TikTok is raising the minimum age users have to be to stream live on the platform from 16 to 18, and introducing an ‘adult audience’ flagging system streamers can activate for their live content.
The measures are part of a slew of new safety features being rolled out by the video sharing app, the user base of which is largely comprised of 16-24 year-olds. The move theoretically makes creating live TikTok streams only available to adults, although those younger than 18 will still be able to watch them.
The TikTok minimum age for streaming rise will come into effect on November 23, 2022. Announcing the new measures, TikTok says: “We want our community to make the most of the opportunities LIVE can bring without compromising on safety. We believe these industry-leading updates can further protect the younger members of our community as they start and build their online presence.”

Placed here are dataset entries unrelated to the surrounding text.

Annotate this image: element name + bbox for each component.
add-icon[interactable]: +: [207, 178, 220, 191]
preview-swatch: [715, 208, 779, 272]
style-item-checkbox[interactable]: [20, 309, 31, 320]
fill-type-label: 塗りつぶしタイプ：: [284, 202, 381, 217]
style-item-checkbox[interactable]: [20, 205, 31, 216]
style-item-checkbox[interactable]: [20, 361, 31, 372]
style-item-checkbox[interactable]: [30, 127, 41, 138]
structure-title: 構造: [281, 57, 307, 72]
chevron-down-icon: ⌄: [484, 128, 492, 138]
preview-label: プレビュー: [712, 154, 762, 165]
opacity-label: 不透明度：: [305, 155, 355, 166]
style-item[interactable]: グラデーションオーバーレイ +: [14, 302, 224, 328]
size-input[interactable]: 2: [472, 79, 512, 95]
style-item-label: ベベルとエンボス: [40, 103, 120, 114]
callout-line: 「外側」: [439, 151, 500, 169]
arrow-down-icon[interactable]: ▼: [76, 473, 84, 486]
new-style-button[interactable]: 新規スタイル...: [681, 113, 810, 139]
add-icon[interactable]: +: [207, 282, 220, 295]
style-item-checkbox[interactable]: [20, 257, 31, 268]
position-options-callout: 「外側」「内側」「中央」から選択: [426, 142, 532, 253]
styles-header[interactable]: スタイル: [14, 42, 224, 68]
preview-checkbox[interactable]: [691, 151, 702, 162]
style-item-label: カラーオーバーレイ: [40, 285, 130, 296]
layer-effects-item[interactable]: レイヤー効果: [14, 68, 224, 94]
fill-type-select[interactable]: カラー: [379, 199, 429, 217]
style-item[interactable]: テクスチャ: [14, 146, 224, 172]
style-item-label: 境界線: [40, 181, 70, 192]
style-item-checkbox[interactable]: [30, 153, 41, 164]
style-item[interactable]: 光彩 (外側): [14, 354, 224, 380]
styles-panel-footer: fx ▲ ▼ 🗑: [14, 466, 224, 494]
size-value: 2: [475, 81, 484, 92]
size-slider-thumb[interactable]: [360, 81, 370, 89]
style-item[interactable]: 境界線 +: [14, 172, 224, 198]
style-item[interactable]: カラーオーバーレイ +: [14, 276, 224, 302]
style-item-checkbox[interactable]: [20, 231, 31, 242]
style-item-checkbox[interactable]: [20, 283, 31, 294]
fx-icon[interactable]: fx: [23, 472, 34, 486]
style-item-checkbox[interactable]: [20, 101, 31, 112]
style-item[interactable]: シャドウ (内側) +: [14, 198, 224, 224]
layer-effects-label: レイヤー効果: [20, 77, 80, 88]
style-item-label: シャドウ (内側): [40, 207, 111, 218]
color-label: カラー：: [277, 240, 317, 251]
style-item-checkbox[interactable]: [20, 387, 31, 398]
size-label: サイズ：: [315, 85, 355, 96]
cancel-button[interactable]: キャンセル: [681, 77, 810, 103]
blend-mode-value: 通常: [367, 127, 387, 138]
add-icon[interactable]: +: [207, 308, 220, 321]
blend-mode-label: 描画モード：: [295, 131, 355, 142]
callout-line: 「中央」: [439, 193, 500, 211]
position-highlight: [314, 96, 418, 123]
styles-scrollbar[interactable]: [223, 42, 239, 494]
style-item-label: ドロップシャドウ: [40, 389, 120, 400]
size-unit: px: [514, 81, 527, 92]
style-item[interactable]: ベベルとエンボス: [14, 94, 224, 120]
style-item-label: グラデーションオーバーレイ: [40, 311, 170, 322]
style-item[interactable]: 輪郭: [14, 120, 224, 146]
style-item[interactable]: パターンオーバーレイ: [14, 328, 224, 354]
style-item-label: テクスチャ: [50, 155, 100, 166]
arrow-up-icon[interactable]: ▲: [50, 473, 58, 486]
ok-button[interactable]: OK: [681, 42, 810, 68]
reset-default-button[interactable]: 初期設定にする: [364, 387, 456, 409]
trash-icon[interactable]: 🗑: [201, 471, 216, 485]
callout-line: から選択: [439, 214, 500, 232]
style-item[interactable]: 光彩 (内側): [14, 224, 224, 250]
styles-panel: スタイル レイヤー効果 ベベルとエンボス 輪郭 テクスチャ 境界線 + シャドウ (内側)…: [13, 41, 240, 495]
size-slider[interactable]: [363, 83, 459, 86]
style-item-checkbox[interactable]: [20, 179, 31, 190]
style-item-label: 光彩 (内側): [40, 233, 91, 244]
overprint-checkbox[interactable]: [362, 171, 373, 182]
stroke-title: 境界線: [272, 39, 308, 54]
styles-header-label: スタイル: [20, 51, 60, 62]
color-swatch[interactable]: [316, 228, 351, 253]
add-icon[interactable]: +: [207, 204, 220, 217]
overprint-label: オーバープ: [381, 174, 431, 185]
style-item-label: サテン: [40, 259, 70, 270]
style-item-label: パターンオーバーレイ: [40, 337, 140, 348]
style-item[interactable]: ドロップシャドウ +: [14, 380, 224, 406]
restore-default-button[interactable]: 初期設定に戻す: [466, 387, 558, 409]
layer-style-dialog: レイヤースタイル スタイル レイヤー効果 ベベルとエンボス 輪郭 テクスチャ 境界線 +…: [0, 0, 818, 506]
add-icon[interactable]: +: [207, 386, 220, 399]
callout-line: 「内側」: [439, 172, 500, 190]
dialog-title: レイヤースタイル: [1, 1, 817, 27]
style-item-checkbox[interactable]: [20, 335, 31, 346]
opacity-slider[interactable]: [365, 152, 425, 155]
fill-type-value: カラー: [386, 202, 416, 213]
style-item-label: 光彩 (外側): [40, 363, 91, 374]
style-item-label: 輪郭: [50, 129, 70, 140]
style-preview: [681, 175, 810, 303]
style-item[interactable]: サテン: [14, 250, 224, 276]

TikTok’s new ‘adult audience’ stream flagging function, announced alongside the minimum streamer age raise, will allow streamers to mark live videos they think are only suitable for those over 18. This function might sound like it’s ushering in the prospect of more racy content, but TikTok gave decidedly non-sexual examples of how it could be used. Nudity and sexual content remain banned on the platform.
Writing about how this 18+ flagging function could be used, TikTok says that “perhaps a comedy routine is better suited for people over age 18. Or, a host may plan to talk about a difficult life experience and they would feel more comfortable knowing the conversation is limited to adults.”
A further safety measure announced by TikTok was the expansion of its word filtering processes, to limit the visibility of comments deemed inappropriate. The function will be widened to add reminder prompts and suggested new keyword blocks.
You currently have to be aged at least 13 in most countries to join TikTok, although it’s unlikely that tech-savvy minors would have too many problems circumnavigating age-based streaming bans, should they wish to.
Still, the platform is stringent when it comes to clamping down on sex-related content, despite millions of explicit videos reportedly being submitted to the app.
Some argue that the platform is too stringent when blocking sex-related content. Sextech industry figures such as Anna Lee, creator of the Lioness vibrator, have resorted to speaking in code about things like orgasms and clitorises in TikTok videos to avoid being flagged.
“It’s like their way of going about it is, “We’ll just ban every [sex-related] word or everything that looks phallic,” Lee recently told SEXTECHGUIDE.